Ele, eu e algo difícil de descodificar que se intromete na distância invisível entre os nossos corpos. Não há tendas a uns metros de nós, não há pessoas que se juntam no terreno baldio para jogar uma partida de futebol, não há crianças a correr de um lado para o outro como se a vida delas fosse depender disso. O chilrear dos pássaros e os sons dos restantes animais ouvem-se algures a uma distância tão longínqua que quase se torna inaudível.

Contudo, há um sol, ou o que resta dele, tímido que se esconde por detrás das colinas e deixa um rasto de raios alaranjados no céu e no seu rosto.

Há dois braços que o envolvem como se a força que o tem vindo a sustentar por muito tempo desaparecesse e deixasse-o cair junto dos meus pés, como um copo que escorrega das nossas mãos e parte-se em mil e um pedaços ao nosso redor. Há dois braços que me envolvem como se eu fosse fugir, assim como uma criança que corre depois de tocar na campainha de um desconhecido. Há o cheiro a menta do seu cabelo e o aroma masculino que o caracteriza. Uma fragrância forte, doce e extremamente agradável. Há o conforto moldado pelos nossos corpos.

E há tantas outras coisas que se torna difícil identificá-las.

Exprimi-las.

Senti-las.

- Perdoa-me.

Os seus lábios quase roçam no meu ouvido num sussurro tão súbtil que por segundos tenho dúvidas do que acabo de ouvir.

Uma voz rouca.

Magoada.

Sincera.

E um arrepio.

Um arrepio na espinha, um frio no estômago e a aceleração dos meus batimentos.

- Desculpem - uma voz grossa nas minhas costas faz-me afastar do Leonardo - Estamos prontos para começar a partida - informa na direção do Leonardo - Madalena até te convidava, mas já vi que estás ocupada com o saco do gelo - aponta com o queixo para o meu pé - Ainda assim, porque não te juntas a nós?
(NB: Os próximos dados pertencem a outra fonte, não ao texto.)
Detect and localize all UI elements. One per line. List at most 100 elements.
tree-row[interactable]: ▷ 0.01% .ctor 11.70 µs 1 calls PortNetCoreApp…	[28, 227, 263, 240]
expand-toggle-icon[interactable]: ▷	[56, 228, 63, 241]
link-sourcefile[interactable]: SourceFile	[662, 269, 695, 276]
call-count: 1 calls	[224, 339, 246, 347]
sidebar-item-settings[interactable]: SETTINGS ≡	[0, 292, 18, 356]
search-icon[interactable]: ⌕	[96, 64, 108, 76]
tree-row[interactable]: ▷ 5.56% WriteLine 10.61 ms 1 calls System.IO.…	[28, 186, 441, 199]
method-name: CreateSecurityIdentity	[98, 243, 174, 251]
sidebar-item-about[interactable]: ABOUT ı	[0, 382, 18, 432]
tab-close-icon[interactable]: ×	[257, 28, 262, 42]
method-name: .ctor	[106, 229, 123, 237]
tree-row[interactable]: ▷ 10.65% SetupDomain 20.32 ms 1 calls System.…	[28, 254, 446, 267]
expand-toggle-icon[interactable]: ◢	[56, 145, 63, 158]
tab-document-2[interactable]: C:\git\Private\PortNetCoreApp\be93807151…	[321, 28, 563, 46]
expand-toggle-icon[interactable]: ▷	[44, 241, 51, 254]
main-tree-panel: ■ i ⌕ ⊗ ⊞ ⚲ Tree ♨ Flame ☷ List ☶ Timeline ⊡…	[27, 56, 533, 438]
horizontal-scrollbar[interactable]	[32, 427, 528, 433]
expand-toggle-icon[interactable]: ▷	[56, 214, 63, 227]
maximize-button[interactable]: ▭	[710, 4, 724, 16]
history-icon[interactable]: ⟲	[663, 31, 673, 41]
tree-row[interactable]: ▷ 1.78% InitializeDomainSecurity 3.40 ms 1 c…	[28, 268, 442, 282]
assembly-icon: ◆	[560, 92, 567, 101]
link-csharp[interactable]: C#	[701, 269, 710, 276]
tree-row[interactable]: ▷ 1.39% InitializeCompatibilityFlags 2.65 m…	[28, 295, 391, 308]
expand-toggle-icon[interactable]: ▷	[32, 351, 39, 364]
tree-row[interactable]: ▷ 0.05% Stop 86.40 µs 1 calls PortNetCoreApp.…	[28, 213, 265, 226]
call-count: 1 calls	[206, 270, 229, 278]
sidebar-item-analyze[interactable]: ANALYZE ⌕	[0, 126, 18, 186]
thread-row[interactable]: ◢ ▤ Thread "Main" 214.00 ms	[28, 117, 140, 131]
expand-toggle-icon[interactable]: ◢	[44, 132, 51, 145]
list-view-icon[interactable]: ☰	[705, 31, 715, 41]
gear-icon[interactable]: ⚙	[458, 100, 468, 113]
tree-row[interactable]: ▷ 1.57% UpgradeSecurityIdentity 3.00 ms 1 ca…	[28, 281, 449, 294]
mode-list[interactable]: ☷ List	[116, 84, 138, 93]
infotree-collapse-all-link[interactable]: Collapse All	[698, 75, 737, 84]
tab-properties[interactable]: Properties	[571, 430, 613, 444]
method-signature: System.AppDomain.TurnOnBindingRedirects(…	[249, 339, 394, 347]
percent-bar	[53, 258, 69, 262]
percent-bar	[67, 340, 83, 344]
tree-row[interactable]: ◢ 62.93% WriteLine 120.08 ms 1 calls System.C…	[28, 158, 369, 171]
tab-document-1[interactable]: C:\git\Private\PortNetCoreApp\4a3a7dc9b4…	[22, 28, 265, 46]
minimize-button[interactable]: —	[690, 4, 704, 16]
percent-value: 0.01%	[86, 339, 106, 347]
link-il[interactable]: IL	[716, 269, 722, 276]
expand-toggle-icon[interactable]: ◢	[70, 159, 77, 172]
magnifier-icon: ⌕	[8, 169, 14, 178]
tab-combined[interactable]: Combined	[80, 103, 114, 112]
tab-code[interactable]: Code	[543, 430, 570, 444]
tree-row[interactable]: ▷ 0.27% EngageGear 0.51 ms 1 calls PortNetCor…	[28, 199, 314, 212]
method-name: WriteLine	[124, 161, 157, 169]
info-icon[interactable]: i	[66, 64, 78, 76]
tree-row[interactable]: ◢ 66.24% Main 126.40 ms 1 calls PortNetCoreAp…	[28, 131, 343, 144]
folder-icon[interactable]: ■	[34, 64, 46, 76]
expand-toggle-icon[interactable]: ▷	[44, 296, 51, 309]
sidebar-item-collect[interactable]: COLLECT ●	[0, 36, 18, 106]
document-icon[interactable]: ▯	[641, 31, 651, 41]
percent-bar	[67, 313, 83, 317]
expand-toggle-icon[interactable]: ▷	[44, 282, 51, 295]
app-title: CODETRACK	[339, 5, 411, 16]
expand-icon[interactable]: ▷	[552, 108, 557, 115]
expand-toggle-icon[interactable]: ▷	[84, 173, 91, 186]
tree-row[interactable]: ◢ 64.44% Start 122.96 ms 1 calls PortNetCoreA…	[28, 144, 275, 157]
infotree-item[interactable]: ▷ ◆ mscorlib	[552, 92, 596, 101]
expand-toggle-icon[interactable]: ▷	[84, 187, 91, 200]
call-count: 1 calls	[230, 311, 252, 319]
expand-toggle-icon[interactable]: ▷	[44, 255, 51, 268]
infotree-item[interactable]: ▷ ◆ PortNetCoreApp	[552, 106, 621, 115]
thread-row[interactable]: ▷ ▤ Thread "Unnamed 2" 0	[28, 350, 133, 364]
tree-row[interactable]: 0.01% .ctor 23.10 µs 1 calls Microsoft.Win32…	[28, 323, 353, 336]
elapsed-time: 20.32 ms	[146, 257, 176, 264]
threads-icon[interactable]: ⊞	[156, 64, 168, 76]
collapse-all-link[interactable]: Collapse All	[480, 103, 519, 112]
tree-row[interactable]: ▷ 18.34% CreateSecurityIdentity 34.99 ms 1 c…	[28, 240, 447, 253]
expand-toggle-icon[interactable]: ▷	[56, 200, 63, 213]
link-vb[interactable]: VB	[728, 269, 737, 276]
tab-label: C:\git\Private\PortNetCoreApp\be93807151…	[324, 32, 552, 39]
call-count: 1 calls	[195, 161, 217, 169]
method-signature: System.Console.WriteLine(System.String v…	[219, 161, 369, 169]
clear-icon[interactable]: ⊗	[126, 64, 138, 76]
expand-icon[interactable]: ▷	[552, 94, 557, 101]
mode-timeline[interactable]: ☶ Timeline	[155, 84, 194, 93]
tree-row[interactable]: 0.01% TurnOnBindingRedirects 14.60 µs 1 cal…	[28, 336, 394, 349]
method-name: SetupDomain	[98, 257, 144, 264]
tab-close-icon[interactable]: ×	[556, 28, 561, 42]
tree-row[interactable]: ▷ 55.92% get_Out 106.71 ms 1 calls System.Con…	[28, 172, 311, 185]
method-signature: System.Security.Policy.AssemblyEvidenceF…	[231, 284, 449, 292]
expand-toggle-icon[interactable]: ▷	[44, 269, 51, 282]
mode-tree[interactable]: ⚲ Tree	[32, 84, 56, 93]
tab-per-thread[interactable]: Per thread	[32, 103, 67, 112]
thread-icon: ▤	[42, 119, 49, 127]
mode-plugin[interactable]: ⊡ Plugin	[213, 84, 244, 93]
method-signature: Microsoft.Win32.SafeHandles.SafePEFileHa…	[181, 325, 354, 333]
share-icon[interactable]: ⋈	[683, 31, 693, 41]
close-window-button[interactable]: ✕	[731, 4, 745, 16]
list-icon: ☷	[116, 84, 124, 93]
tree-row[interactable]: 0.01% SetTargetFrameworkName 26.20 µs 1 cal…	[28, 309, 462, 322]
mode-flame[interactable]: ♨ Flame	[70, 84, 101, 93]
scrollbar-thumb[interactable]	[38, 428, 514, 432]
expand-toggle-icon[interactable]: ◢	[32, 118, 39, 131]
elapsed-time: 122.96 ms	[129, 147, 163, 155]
Algumas pessoas, como não querem participar, vão ficar sentadas naqueles bancos.

Assim que dou um leve assentir com a cabeça, ele vira-me as costas e começa a caminhar em direção ao campo de futebol improvisado. Dois bancos em cada lado do chão de terra para simbolizar as balizas e nove pessoas em roda que falam entre si.

- Ajudas-me?

- Sempre às tuas ordens - os seus lábios encurvam-se - Senta-te na mesa e agarra-te a mim.

Rapidamente faço o que ele diz e com uma facilidade absurda suporta-me nas suas costas.

- Começo a achar que gostas de estar presa à minha cintura e isso agrada-me... - deixo escapar um sorriso porque sei que ele não o vê

- Vou te deixar no teu mundo de fantasias - ouço-o gargalhar - Não sabia que gostavas de jogar futebol...

- Não? Pois, fica sabendo que quando era mais novo queria ser jogador.

- E como é que passas de futuro jogador a advogado?

Pousa-me com cuidado num dos bancos junto das restantes pessoas que esperam pelo início da partida.

- Chamemos-lhe de lesão.

Algo de oculto roça as suas palavras antes de me virar as costas e juntar-se às pessoas que o esperam para começar a partida.